The government increased prevention activities. The national anti-trafficking coordinator developed and published a new national action plan for 2016-2017. The plan included provisions to create a national referral mechanism for victim identification and assistance, as well as nine specific areas of focus spanning efforts for prosecution, protection, prevention, and partnerships. The government allocated €525,000 ($553,214) for implementation and related programs, including trainings, awareness campaigns, victim support services, and research. The national coordinator also maintained a government-wide coordination structure of trafficking prevention offices within each ministry and engaged regularly with NGOs. The Non-Discrimination Ombudsman, in her capacity as the National Rapporteur on Trafficking in Human Beings, published an annual report on trafficking in Finland as part of the ombudsman’s larger annual report. The national rapporteur also used its case study of victims of Nigerian origin to improve anti-trafficking cooperation with Italy. The government conducted a three-month awareness campaign against trafficking and smuggling aiming to reach smuggled migrants and trafficking victims and contributed funding and free airtime with the national broadcaster for an international organization’s anti-trafficking campaign. The national assistance system maintained a hotline and website in multiple languages exclusively for trafficking victims. In response to the vulnerability facing berry pickers, who were not covered under worker protection laws, the government conducted assessments of berry industry companies to prevent labor exploitation and required companies to agree to a general code of conduct. In September, law enforcement authorities opened an ongoing investigation into possible labor violations by companies that hire berry pickers. The government assigned law enforcement personnel to its embassies to assist in trafficking prevention and victim identification during the visa application process. Finland’s laws against child sex tourism have extraterritorial reach, although the government did not investigate or prosecute any perpetrators during the reporting period. The government did not make efforts to reduce demand for commercial sex acts or forced labor. The government provided anti-trafficking training to its diplomatic personnel and to its troops prior to their deployment abroad as part of international peacekeeping missions.

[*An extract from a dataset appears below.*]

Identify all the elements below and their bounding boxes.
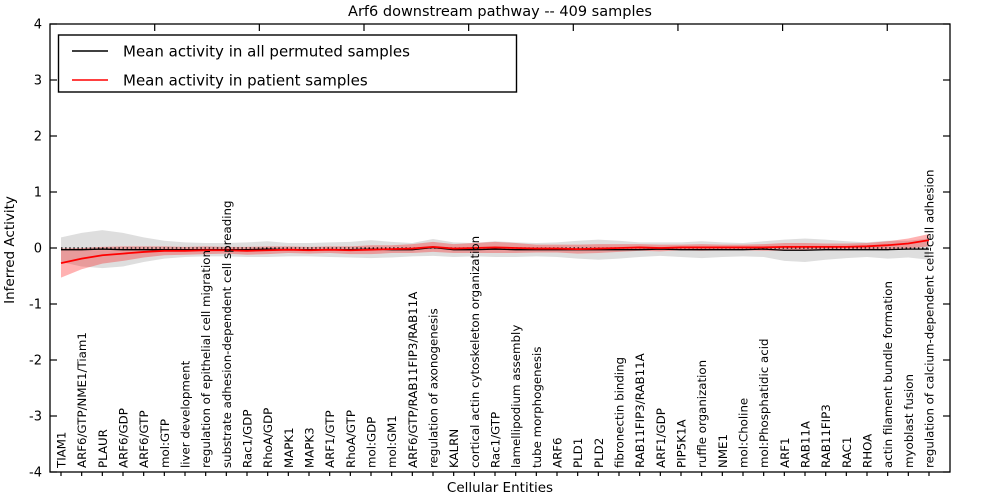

As reported over the past five years, Finland is a transit, destination, and limited source country for women and girls subjected to sex trafficking and for men and women subjected to forced labor. Forced labor victims originate primarily in Eastern Europe, West Africa, and Asia. Foreign-born workers and immigrants are especially vulnerable; many victims arrive in Finland legally and are exploited in the construction, restaurant, agriculture, metal, and transport industries, and as cleaners, gardeners, and domestic workers. Authorities reported a surge in potential trafficking victims among asylum-seekers, including a rise in the number of individuals who were exploited prior to their arrival in Finland. Law enforcement note most labor trafficking involves small-scale operations in businesses such as restaurants and massage parlors, rather than larger criminal syndicates. Seasonal berry pickers, many of whom are Thai, are especially vulnerable to labor exploitation. Most work on commission and, because they are not considered employees under Finnish law, are not covered by worker protection laws governing minimum wage and maximum working hours. Female sex trafficking victims originate primarily in Eastern Europe, Southeast Asia, and West Africa, especially Nigeria; many were exploited in other countries, arriving in Finland after fleeing their traffickers. Finnish women and children, mostly girls, are increasingly vulnerable to sex trafficking. Although pimps cannot legally operate in Finland, they are able to operate from abroad using threats of violence, debt leverage, and other forms of coercion. In its 2015 report, GRETA highlighted forced begging and forced criminality as emerging problems.